博客版本: 0.1 Initial Release.

Prerequisites(Very Important!!!):

  • 熟悉SQLAlchemy常用用法, 一个很好的教程来自于SQLAlchmey作者Mike Bayer在PyCon13的Tutorial.
  • 熟悉Flask官方文档的关于如何写一个SQLite3的Flask Extension的示例.
  • 熟悉Python的一些高级特性:描述符,metaclass.
  • initnew的区别.
  • 对数据库有一定了解,推荐Stanford CS145的数据库入门课程.

Goals:

  • 学习Flask的插件是怎么工作的.
  • 增加对SQLAlchemy的认识.
  • 学习Flask中teardown_appcontext的用法.

Table of Contents


Part1 定义一张表


Part2 创建一张表


Part3 查询一张表


Part4 miscellanies


Part1 定义一张表


天才第一步,让我们先从定义一个表开始吧.
在SQLAlchemy中,以ORM方式定义表有两种方法,分别是Classical vs. Declarative.
Flask-SQLAlchemy主要使用的是Declarative方法.
首先, 我们回顾一下在原生SQLAlchemy中是如何进行Declarative定义的。

# 1.py
from sqlalchemy.ext.declarative import declarative_base
Base = declarative_base()

from sqlalchemy import Column, Integer, String

class User(Base):
    __tablename__ = 'user'

    id = Column(Integer, primary_key=True)
    username = Column(String(50))
    email = Column(String(30))

    def __repr__(self):
        return "<User(%r, %r)>" % self.username

Declarative方法本质上就是自动完成了Classical方法所做的事情.所谓Declarative方式的意思就是说什么就有什么的方式,
比如,要有光,就有光,定义完一个User类,要有Table表,于是也就在Metadata中有了Table表.
当User定义完成时,User class现在就有了一个Table object.可以通过User.table或者
User.metadata.tables['user']来访问.The Declarative extension uses a Python metaclass, which is a handy way to run a series of operations each time a new class is first declared, to generate a new Table object from what's been declared, and pass it to the mapper funcion along with the class.
在Flask-SQLAlchemy中,Model是对SQLAlchemy的Base的包装,
在Flask-SQLAlchemy中,我们将Base改为db.Model.

# 2.py
class User(db.Model):

    id = db.Column(db.Integer, primary_key=True)
    username = db.Column(db.String(80), unique=True)
    email = db.Column(db.String(120), unique=True)
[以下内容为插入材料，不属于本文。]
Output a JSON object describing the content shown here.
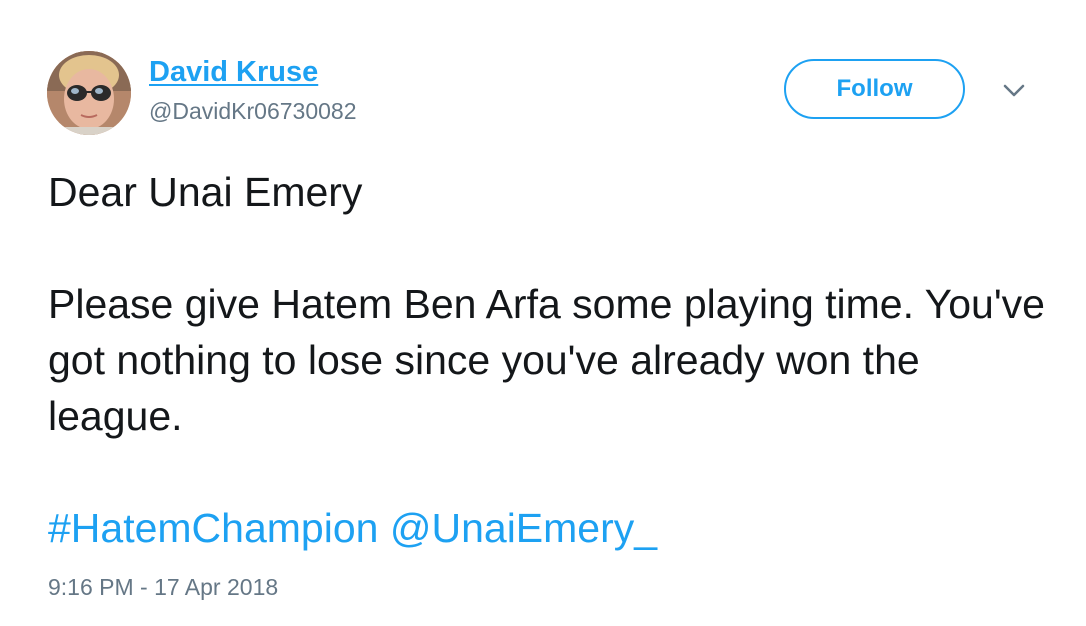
{
  "tweet": {
    "author": {
      "display_name": "David Kruse",
      "handle": "@DavidKr06730082",
      "avatar_icon": "profile-photo-sunglasses"
    },
    "follow_label": "Follow",
    "more_icon": "chevron-down-icon",
    "text": {
      "line1": "Dear Unai Emery",
      "line2": "Please give Hatem Ben Arfa some playing time. You've got nothing to lose since you've already won the league."
    },
    "hashtag": "#HatemChampion",
    "mention": "@UnaiEmery_",
    "timestamp": "9:16 PM - 17 Apr 2018"
  },
  "colors": {
    "accent": "#1da1f2",
    "text": "#14171a",
    "secondary": "#657786"
  }
}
    def __init__(self, username, email):
        self.username = username
        self.email = email

    def __repr__(self):
        return '<User %r>' % self.username

下面我们来看看db.Model:

# 3.py
self.Model = self.make_declarative_base(metadata)
...
def make_declarative_base(self, metadata=None):
        """Creates the declarative base."""
        base = declarative_base(cls=Model, name='Model',
                                metadata=metadata,
                                metaclass=_BoundDeclarativeMeta)
        base.query = _QueryProperty(self)
        return base

在SQLAlchemy的官方文档中查询declarative_base的API.

# SQLAlchemy declarative_base() API.
def declarative_base(bind=None, metadata=None, mapper=None, cls=object,
                     name='Base', constructor=_declarative_constructor,
                     class_registry=None,
                     metaclass=DeclarativeMeta):

可知各个参数的意义:
*1. bind - An optional Connectable, will be assigned the bind attribute on the MetaData instance.
这里的Connectable这个接口的实现有:Engine和Connection.
*2. metadata - All Table objects implicitly declared by subclasses of the base will share this
MetaData.
*3. mapper - Will be used to map subclasses to their Tables.
*4. cls - A type to use as the base for the generated declarative base class.
*5. name - The display name for the generated class.
*6. constructor - ?????
*7. class_registry - ?????
*8. metaclass - A metaclass or metaclass compatible callable to use as the meta type of the
meta type of the generated declarative base class.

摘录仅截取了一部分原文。